The reason is the Cybertruck will probably be quite heavy. Vehicle classes are based on gross vehicle weight ratings (GVWR). This is basically the absolute maximum a vehicle can weigh, comprising the car's weight plus whatever is in it. The 2b-3 medium-duty class consists of vehicles with gross vehicle weight ratings over 8,500 pounds, while the light-duty group is under 8,500 pounds. The Tesla probably goes over that 8,500-pound mark not just because of its payload, which is a claimed 3,500 pounds for the base model, but because electric cars with all their batteries weigh a lot.
Take for instance the Porsche Taycan Turbo. It's not a very big sports sedan, but it has a curb weight of a whopping 5,132 pounds, which is heavier than any F-150 except the diesel model and the Raptor. And even with all those batteries and an aerodynamic shape, it only manages an EPA range of 201 miles. Put a bunch of batteries in a vehicle with the size and heavy build of an F-150, but with worse aerodynamics than a Taycan or Model S, and hit at least 250 miles of range, and you're going to have an elephant of a vehicle, no matter who's building it.
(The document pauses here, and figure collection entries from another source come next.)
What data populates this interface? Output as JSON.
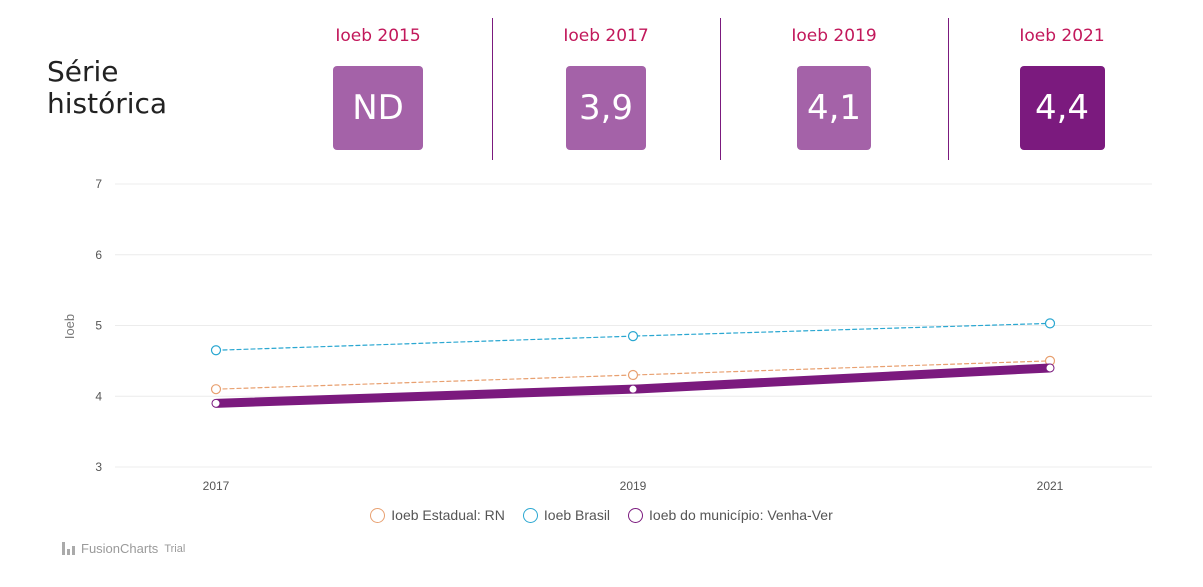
{
  "header": {
    "title_line1": "Série",
    "title_line2": "histórica"
  },
  "cards": [
    {
      "label": "Ioeb 2015",
      "value": "ND",
      "color": "#a462a8"
    },
    {
      "label": "Ioeb 2017",
      "value": "3,9",
      "color": "#a462a8"
    },
    {
      "label": "Ioeb 2019",
      "value": "4,1",
      "color": "#a462a8"
    },
    {
      "label": "Ioeb 2021",
      "value": "4,4",
      "color": "#7b1a7e"
    }
  ],
  "chart_data": {
    "type": "line",
    "title": "",
    "xlabel": "",
    "ylabel": "Ioeb",
    "categories": [
      "2017",
      "2019",
      "2021"
    ],
    "ylim": [
      3,
      7
    ],
    "yticks": [
      "3",
      "4",
      "5",
      "6",
      "7"
    ],
    "grid": true,
    "legend_position": "bottom",
    "series": [
      {
        "name": "Ioeb Estadual: RN",
        "values": [
          4.1,
          4.3,
          4.5
        ],
        "color": "#e8a070",
        "style": "dashed"
      },
      {
        "name": "Ioeb Brasil",
        "values": [
          4.65,
          4.85,
          5.03
        ],
        "color": "#2aa7d1",
        "style": "dashed"
      },
      {
        "name": "Ioeb do município: Venha-Ver",
        "values": [
          3.9,
          4.1,
          4.4
        ],
        "color": "#7b1a7e",
        "style": "solid"
      }
    ]
  },
  "footer": {
    "brand": "FusionCharts",
    "trial": "Trial"
  }
}
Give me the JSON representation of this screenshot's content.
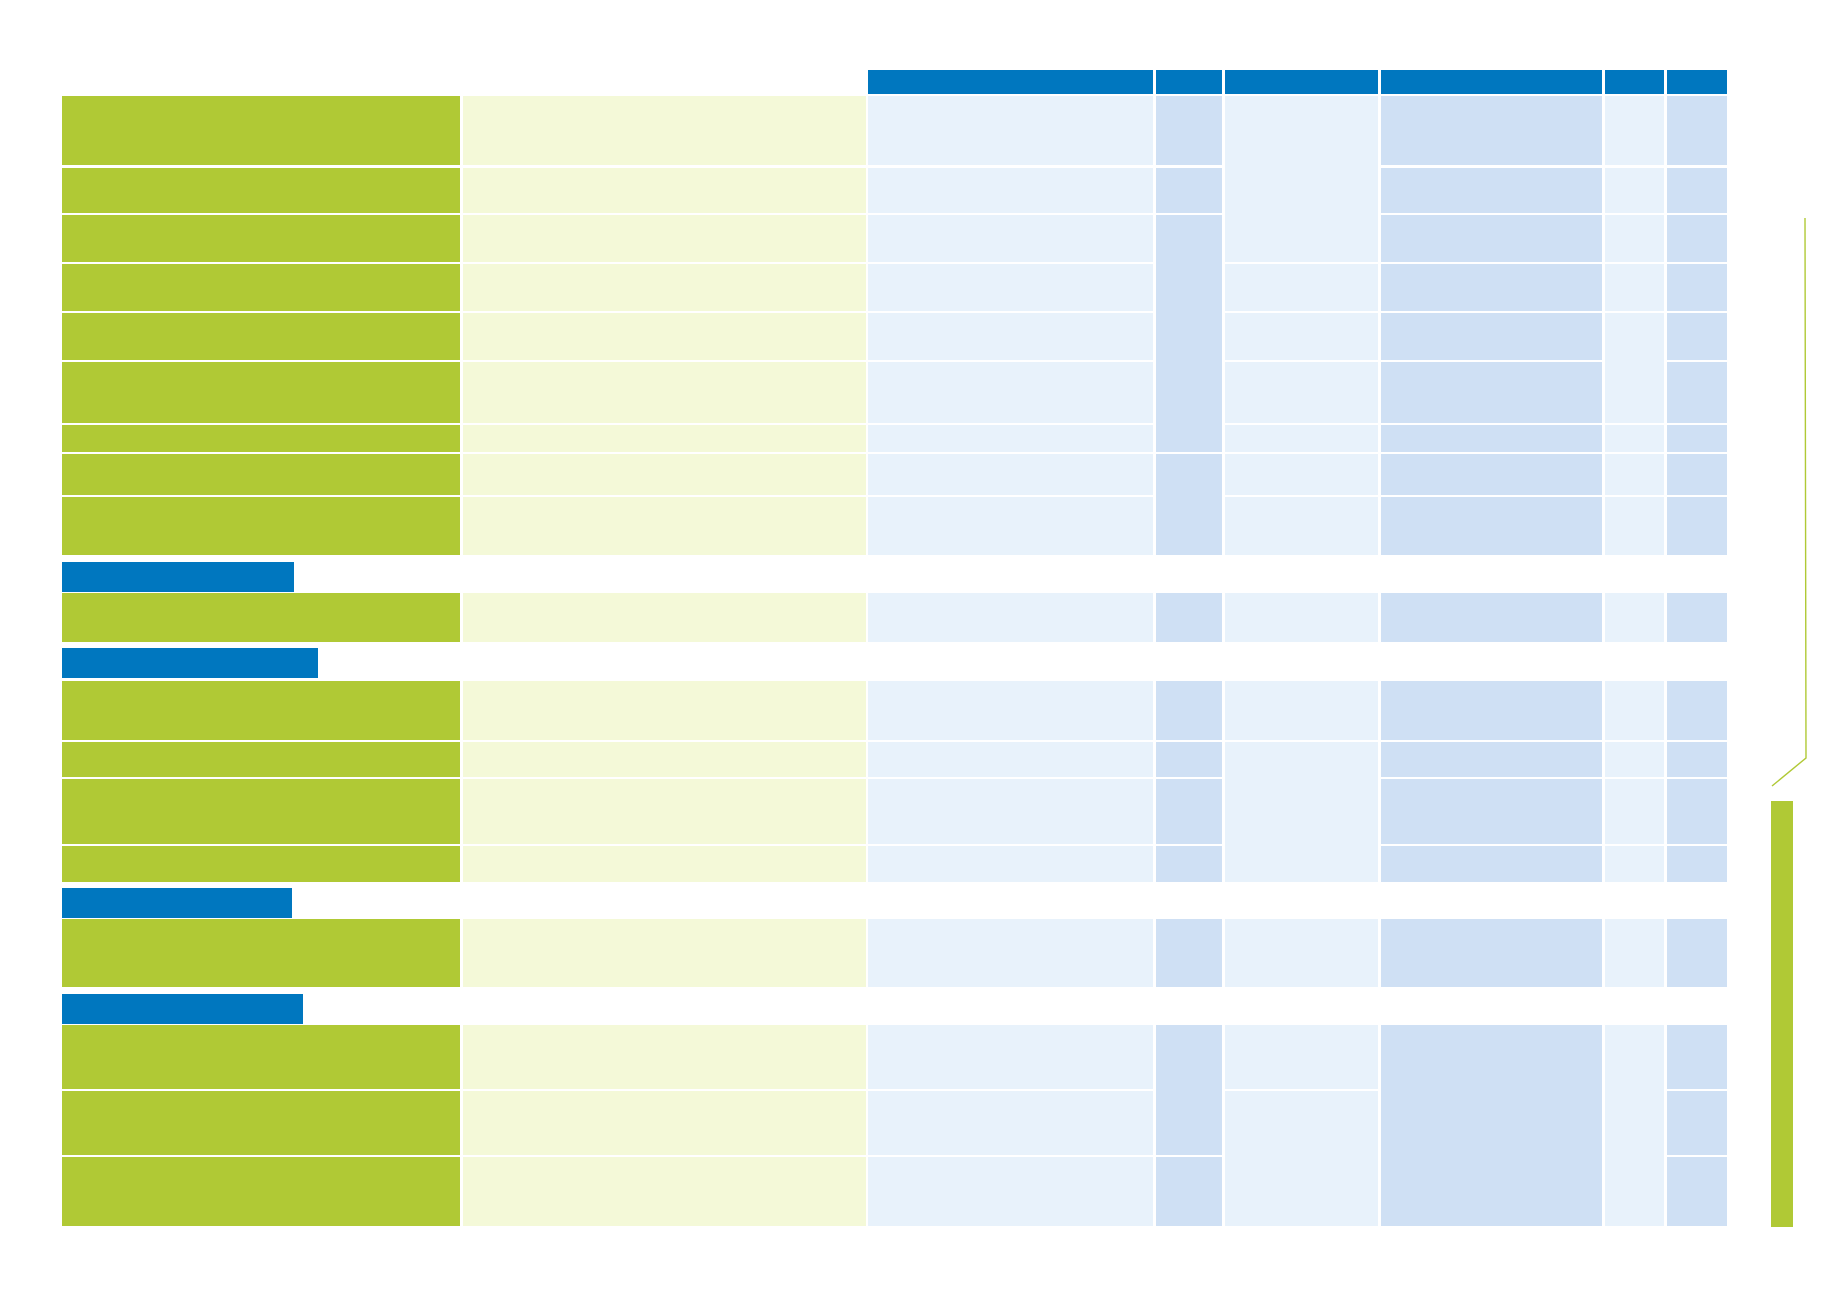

There are some interesting consequences to the classification of the Tesla and the likely heavy weight of all electric pickup trucks. As the author of the Automotive News article pointed out on Twitter, medium-duty vehicles don't get an EPA fuel economy rating, so Tesla probably wouldn't have to have an official EPA range and electricity usage rating.
Also, if the Cybertruck ends up in the medium-duty class, there's a strong possibility the upcoming electric F-150, and even the Rivian R1T, will, too, depending on its capabilities. The 2020 F-150 has a GVWR range from 6,070 pounds to 7,850 pounds. Ford could potentially reduce the payload capacity of an electric F-150 to try and stay under the 8,500-pound GVWR mark, but we expect Ford won't want to sacrifice any capability, as it wants the electric F-150 to be just as usable as the internal-combustion versions.